Kind of felt like a rebuilding year. Not a whole lot of new and exciting things, keynote was pretty much the same Prism demo as last year. The SaaS propaganda was curiously absent.
There was another great one along the same “advanced ways to deal with Application Studio” theme…
@James_OToole did a session on editing the app layer json directly and updating the layer with a REST call.
It seems stuff like this is the only way to get something truly advanced done in application studio. I still wish I could just write code to get it done but at least now I feel confident that I have tactics like these to convert some of our more gnarly classic customizations.
Classic sunset at 2026.1 is firm so those of us with reluctant Classic users need to put on the pressure. We have a few here . Staying with the theme of Kinetic UI conversions, I picked up some great tips from other users / sessions to hopefully be able to make the transition easier for those users too.
This was very good.
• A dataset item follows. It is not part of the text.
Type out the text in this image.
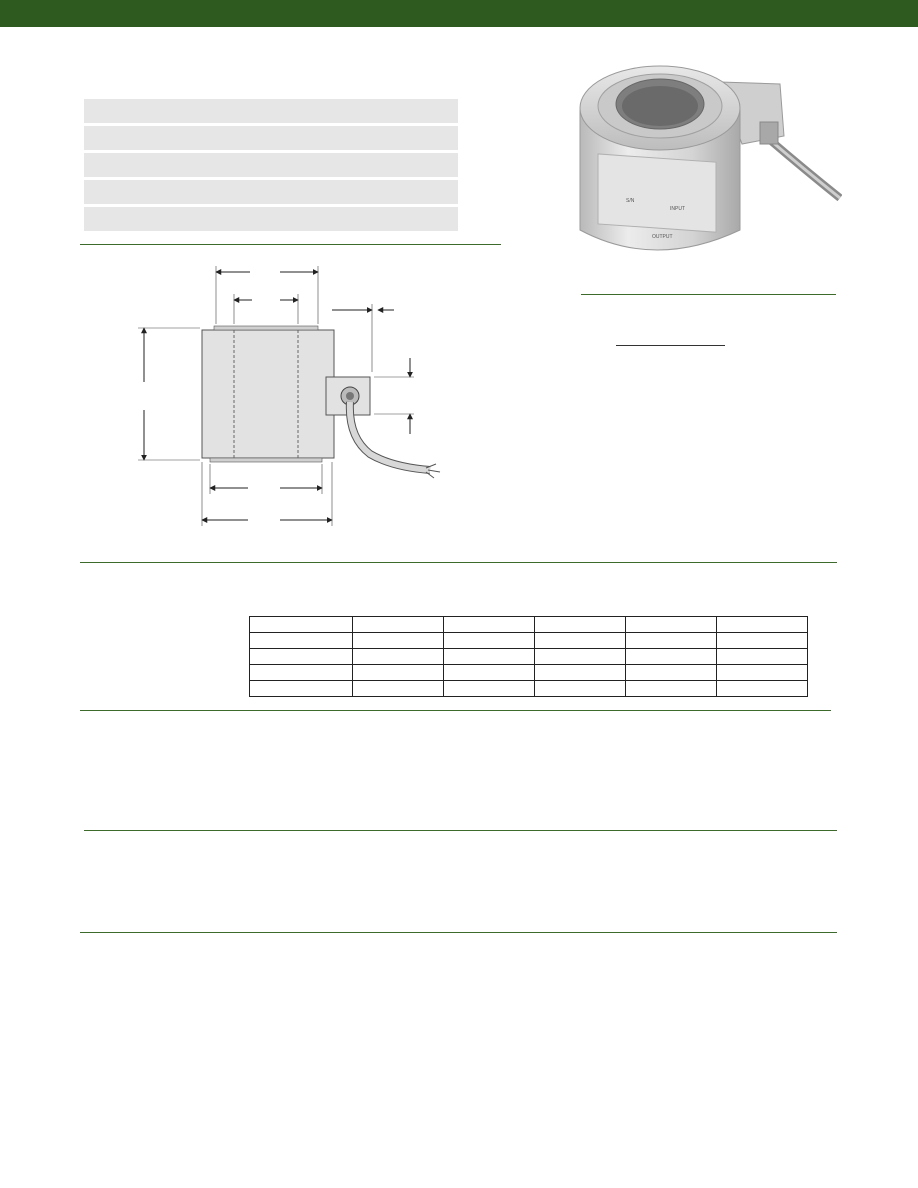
S/N
INPUT
OUTPUT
I learned from him that the published layers are in the Content column and the unpublished are kept in CHARACTER03. He then used Kinetic’s built-in Publish method to move it.
Now, he was using the GENXXX endpoint, but I wonder if one could use the Ice.LIB.MetaFXSvc with the GetApp method to retrieve the JSON:
and the SaveApp and PublishApp to persist the changes.
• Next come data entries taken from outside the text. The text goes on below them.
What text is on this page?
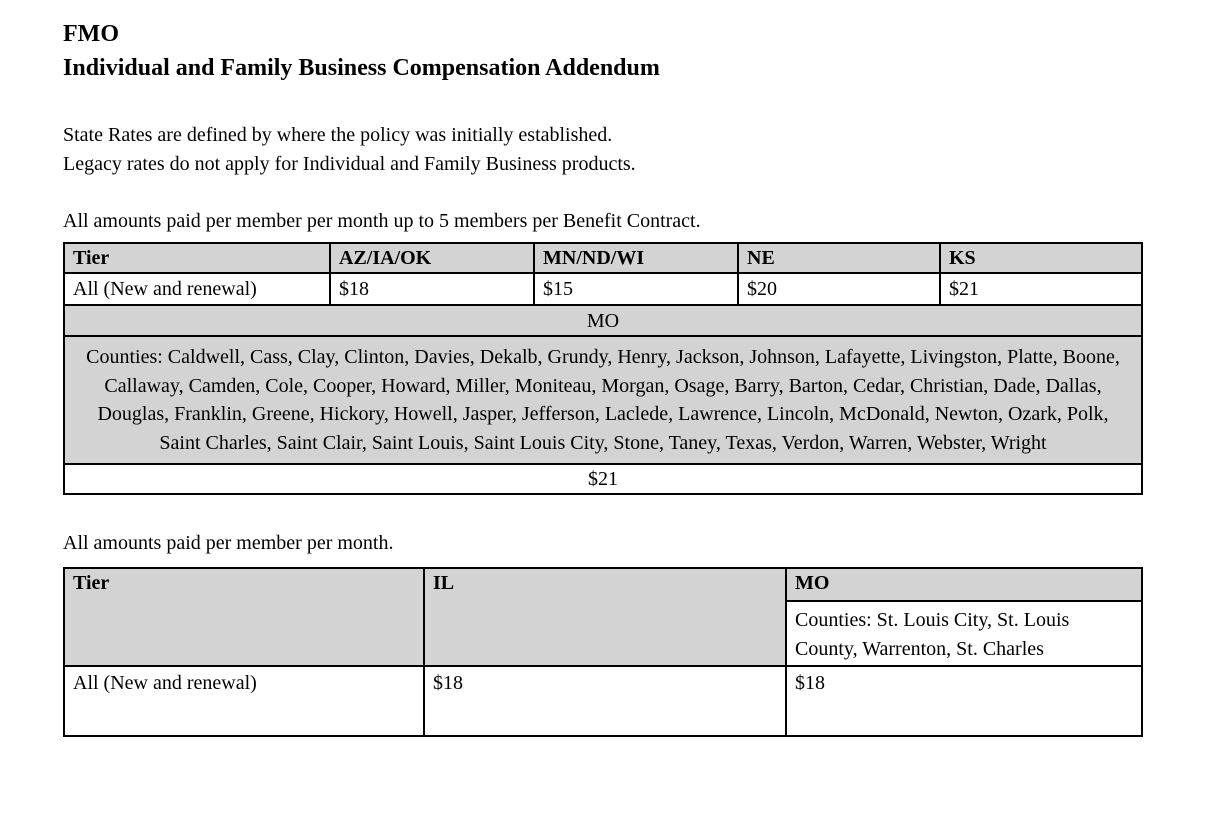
FMO
Individual and Family Business Compensation Addendum
State Rates are defined by where the policy was initially established.
Legacy rates do not apply for Individual and Family Business products.
All amounts paid per member per month up to 5 members per Benefit Contract.
Tier	AZ/IA/OK	MN/ND/WI	NE	KS
All (New and renewal)	$18	$15	$20	$21
MO				
Counties: Caldwell, Cass, Clay, Clinton, Davies, Dekalb, Grundy, Henry, Jackson, Johnson, Lafayette, Livingston, Platte, Boone, Callaway, Camden, Cole, Cooper, Howard, Miller, Moniteau, Morgan, Osage, Barry, Barton, Cedar, Christian, Dade, Dallas, Douglas, Franklin, Greene, Hickory, Howell, Jasper, Jefferson, Laclede, Lawrence, Lincoln, McDonald, Newton, Ozark, Polk, Saint Charles, Saint Clair, Saint Louis, Saint Louis City, Stone, Taney, Texas, Verdon, Warren, Webster, Wright				
$21				
All amounts paid per member per month.
Tier	IL	MO
		Counties: St. Louis City, St. Louis County, Warrenton, St. Charles
All (New and renewal)	$18	$18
InportApp and ExportApp methods are also available. I can also imagine this as a VSCode extension. Heck that would allow us to use source control right there.
(For those still playing the DevOps drinking game…)
You can, be very careful with that endpoint though. You cannot have a crash. (if you are intercepting that is) Classic won’t be around to save your ass forever. (To turn off your shitty bpm lol)
I’ll have to get the slides and see what he was doing. Sounds a little like KevinWillett to me
Starting with 2026.1 development will be implementing a more CI/CD approach with upgrades, they say they will begin to push smaller feature updates instead of these big biannual releases.
Going along with CI/CD, the Epicor Test Recoder tool was pretty neat to see in action. Gunna start needing this for testing upgrades.
Wasn’t expecting to come away with anything, but I didn’t know about this checkbox that lets you rearrange your layout like the homepage and gets rid of a lot of the gaps between panels.
@Callum_Stott noted that Test Recoder is built on WebdriverIO, so you can get more information about it if you want. Here’s a comparison to a tool like PlayWright.
Thanks Mark! I had begun diving into playwright but got pulled off. I do think playwright is more robust that this Epicor offering in its current state.
FWIW, I wore my got DevOps shirt at the rehearsal of Tuesday’s Road To Manufacturing. The Epicor CIO (Arturo Buzzalino) loved it. After the concert, he said it would get some attention. I told him it’s a big idea and will need to be broken down into more manageable stories. But he seemed pretty committed to the concept nonetheless. We’ll see.